Alcuni autori – come Naomi Feil, che ha aperto la strada all’approccio di convalida – sentono che è rischioso dire fibrosi terapeutici perché sente che, a un certo livello, la persona con l’Alzheimer conosce la verità; quindi, mentire potrebbe minacciare la relazione tra il caregiver e l’individuo con la malattia. Tuttavia, altri hanno suggerito che questo rischio si verifica solo quando il fib è in realtà una bugia oltraggiosa.

Per esempio, se la persona amata insiste che c’è un estraneo in bagno, e le dici "Sì, questo è il tuo intrattenitore preferito, Wayne Newton, ed è venuto a cantare per te!" c’è una buona possibilità che la persona amata sia scettica nei confronti delle tue affermazioni e forse diventi persino diffidente nei tuoi confronti.

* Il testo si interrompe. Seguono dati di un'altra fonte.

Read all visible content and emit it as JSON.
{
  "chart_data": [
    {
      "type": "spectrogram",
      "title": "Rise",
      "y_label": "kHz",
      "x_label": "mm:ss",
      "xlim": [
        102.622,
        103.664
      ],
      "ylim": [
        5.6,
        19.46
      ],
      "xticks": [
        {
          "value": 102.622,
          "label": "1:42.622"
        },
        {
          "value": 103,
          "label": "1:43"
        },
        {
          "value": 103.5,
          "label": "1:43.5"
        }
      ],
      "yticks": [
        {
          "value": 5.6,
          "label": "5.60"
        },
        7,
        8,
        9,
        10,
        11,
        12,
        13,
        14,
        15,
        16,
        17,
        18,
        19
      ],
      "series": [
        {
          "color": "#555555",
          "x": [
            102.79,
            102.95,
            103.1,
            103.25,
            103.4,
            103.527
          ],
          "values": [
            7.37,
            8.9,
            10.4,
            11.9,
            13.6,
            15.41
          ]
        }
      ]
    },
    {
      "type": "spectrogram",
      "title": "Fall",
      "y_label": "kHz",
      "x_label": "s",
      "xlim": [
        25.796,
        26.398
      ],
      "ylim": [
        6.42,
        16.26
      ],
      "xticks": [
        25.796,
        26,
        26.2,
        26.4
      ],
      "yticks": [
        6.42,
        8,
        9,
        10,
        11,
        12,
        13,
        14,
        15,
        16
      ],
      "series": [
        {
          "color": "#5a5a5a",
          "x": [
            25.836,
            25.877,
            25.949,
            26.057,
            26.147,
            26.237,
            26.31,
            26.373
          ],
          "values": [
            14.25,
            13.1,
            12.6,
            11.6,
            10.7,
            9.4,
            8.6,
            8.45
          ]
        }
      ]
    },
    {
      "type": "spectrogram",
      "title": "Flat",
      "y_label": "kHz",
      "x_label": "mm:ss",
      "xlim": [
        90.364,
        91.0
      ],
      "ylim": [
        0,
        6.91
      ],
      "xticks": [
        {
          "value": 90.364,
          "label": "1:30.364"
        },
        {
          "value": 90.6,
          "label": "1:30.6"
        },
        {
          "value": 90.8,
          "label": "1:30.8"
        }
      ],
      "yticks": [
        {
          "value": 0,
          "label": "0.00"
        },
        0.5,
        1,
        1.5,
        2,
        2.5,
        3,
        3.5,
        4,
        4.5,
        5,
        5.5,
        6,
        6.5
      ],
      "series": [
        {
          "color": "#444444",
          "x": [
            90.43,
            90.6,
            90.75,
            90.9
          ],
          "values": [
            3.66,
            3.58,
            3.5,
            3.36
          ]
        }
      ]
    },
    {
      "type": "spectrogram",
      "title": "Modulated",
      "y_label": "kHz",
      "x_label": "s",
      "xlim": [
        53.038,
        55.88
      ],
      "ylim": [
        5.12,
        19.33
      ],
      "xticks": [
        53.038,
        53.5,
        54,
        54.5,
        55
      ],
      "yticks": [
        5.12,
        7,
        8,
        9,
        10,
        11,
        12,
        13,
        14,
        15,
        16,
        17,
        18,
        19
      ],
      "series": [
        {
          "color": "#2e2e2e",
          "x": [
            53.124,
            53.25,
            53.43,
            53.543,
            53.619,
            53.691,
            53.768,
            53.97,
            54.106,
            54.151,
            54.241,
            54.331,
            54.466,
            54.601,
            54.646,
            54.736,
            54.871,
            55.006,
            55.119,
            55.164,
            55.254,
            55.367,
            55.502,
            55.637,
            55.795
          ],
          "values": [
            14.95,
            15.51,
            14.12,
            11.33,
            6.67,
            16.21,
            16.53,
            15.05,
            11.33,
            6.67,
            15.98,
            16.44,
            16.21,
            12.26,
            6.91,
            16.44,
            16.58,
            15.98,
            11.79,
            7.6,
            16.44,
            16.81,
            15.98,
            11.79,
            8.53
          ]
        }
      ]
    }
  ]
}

Questo è molto diverso da un disturbo terapeutico come "Ho appena controllato il bagno e lui deve essere partito, perché ora non c’è nessuno".

La linea di fondo è che se una bugia bianca è l’unico modo per far sentire meglio la persona amata in una situazione particolare, e non ferire nessuno, allora stai aiutando la persona amata entrando nel suo mondo invece di forzare la realtà su di lui. Tieni presente che questo approccio potrebbe funzionare solo temporaneamente; come tutti gli approcci ai comportamenti sfidanti, dovrebbe essere monitorato e adattato quando chiaramente non funziona più. Inoltre, ricorda di provare prima la convalida e il reindirizzamento: spesso questi approcci risolvono il problema.